Observando de reojo a Angelo, que parecía totalmente desentendido de la conversación, Maurice le contestó a Alfonso que les (y recalcó el plural) era imposible quedarse, porque sólo habían venido para el fin de semana.

—Esta misma tarde —dijo Maurice—, salimos para el aeropuerto de Zúrich, porque mañana lunes nos espera en Roma el padre de Angelo. Hemos de solucionar unos asuntos pendientes, con relación a la filial de laboratorios Sandoz, instalados en Roma.

Mientras Maurice hablaba, Angelo asentía mecánicamente con la cabeza. Todos sus sentidos parecían estar concentrados en la degustación de las diferentes mermeladas y cereales. «Si sigue engullendo así, este muchacho va a agarrar una indigestion tremenda», se decía Alfonso. Y, pensando en lo mismo, Maurice le rogó que dejara de comer «porque te vas a encontrar mal y no podremos viajar esta tarde».

Cuando Maurice terminó de pronunciar estas palabras, sospechó que Angelo procuraba efectivamente caer enfermo para quedarse en el Schalplatz. Con la perspicacia de una enamorada celosa, a Maurice le pareció que el único motivo, por el cual Angelo deseaba quedarse, era la chica rubia del póquer. Alfonso, en cambio, bajo el impacto aún de la pesadilla, pensaba que el comportamiento glotón de Angelo era un ejemplo más de cómo el cuerpo debía soportar las veleidades del ego. Maurice se levantó y, poniéndose frente a Angelo, le recordó con voz firme su responsabilidad en la empresa y el respeto a su padre. Y, como arrastrando las palabras, masculló: «Ya está bien, Angelo. Deja de comportarte como un adolescente caprichoso».
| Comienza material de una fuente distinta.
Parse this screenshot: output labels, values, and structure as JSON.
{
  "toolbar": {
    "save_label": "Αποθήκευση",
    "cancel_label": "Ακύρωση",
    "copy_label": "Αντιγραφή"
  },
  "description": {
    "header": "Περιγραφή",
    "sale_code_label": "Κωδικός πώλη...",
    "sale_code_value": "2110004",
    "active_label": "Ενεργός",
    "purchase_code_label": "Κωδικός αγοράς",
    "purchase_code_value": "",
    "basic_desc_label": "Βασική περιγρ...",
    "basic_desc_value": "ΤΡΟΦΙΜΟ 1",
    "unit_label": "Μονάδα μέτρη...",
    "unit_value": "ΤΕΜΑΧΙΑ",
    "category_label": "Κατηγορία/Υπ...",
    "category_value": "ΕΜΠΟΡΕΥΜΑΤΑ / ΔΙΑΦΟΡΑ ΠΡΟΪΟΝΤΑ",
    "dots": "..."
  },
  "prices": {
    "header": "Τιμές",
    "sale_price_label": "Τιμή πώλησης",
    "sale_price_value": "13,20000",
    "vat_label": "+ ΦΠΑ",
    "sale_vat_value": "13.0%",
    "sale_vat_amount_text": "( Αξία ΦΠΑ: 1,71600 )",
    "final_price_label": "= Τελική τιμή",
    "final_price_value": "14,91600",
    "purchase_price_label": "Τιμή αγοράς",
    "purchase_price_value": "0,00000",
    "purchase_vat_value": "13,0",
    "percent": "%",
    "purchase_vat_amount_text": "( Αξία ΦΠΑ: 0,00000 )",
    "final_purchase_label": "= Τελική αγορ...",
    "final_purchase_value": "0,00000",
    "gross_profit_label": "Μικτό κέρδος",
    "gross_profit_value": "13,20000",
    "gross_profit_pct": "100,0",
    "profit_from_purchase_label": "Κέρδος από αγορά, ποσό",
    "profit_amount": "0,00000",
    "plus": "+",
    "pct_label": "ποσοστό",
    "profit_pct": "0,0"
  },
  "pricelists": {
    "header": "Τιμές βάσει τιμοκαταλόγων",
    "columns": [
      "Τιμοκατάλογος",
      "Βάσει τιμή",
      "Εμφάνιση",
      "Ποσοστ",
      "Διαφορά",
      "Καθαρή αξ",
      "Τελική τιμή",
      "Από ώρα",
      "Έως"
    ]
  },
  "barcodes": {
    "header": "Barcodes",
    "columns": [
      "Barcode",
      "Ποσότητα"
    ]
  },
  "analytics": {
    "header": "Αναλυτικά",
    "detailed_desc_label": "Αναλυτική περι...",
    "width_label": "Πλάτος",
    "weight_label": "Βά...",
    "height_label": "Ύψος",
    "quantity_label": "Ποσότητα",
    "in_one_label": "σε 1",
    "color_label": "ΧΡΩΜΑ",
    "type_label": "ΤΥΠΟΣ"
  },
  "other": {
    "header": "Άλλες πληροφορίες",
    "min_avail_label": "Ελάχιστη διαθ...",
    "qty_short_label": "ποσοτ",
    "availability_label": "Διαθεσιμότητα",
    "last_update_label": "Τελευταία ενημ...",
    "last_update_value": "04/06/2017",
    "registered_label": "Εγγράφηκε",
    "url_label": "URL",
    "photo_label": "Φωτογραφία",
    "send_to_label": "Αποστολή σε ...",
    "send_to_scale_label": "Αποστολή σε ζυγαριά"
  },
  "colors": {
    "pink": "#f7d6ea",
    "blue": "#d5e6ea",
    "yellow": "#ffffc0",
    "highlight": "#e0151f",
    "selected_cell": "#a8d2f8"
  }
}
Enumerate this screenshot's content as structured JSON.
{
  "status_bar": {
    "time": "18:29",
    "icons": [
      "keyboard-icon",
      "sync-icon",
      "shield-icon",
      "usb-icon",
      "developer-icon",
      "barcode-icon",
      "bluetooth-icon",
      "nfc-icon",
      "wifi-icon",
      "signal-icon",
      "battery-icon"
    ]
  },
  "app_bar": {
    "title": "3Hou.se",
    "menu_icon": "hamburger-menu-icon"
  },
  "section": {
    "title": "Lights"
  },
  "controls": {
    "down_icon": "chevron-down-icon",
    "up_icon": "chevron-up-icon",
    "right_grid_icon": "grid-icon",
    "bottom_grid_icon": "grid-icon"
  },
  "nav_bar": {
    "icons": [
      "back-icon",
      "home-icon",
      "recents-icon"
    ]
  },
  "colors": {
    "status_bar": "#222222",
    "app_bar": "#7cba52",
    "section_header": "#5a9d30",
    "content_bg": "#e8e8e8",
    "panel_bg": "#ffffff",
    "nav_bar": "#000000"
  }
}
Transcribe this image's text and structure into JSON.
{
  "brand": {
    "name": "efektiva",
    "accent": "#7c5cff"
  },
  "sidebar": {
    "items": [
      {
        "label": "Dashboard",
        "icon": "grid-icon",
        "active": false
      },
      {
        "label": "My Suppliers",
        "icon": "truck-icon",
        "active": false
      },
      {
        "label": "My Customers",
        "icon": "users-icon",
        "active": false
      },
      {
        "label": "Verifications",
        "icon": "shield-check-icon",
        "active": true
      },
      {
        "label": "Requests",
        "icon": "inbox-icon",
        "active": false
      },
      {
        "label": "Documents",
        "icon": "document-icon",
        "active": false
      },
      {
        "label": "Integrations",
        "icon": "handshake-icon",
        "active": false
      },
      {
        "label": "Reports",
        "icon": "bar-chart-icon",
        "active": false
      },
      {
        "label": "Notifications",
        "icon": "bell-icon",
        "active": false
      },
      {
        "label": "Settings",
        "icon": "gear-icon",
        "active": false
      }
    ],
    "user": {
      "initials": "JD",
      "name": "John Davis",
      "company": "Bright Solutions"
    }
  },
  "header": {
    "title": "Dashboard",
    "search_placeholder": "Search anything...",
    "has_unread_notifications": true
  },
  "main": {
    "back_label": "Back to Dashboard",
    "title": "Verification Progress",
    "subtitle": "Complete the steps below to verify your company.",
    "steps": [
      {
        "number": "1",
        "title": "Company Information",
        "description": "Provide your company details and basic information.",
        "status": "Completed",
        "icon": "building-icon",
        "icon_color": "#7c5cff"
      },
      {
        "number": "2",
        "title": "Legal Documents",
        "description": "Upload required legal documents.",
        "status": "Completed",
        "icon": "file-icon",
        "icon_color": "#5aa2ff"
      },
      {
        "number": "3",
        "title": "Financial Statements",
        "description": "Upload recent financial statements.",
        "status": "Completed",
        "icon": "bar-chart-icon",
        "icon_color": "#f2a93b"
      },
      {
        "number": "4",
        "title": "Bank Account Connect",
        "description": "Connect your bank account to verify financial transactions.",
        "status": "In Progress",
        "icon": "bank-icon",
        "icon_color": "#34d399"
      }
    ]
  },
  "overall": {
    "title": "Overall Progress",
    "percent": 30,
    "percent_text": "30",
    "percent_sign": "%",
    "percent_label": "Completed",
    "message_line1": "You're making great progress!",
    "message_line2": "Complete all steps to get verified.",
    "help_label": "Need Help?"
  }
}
Angelo terminó la taza de té, se limpió lentamente los labios con la servilleta y, sin decir palabra, se levantó y salió por la puerta del comedor. De pie, Maurice le dio a Alfonso unas palmadas en el hombro y diciéndole «Te llamo dentro de un rato», se fue tras Angelo. Eran casi las diez de la mañana.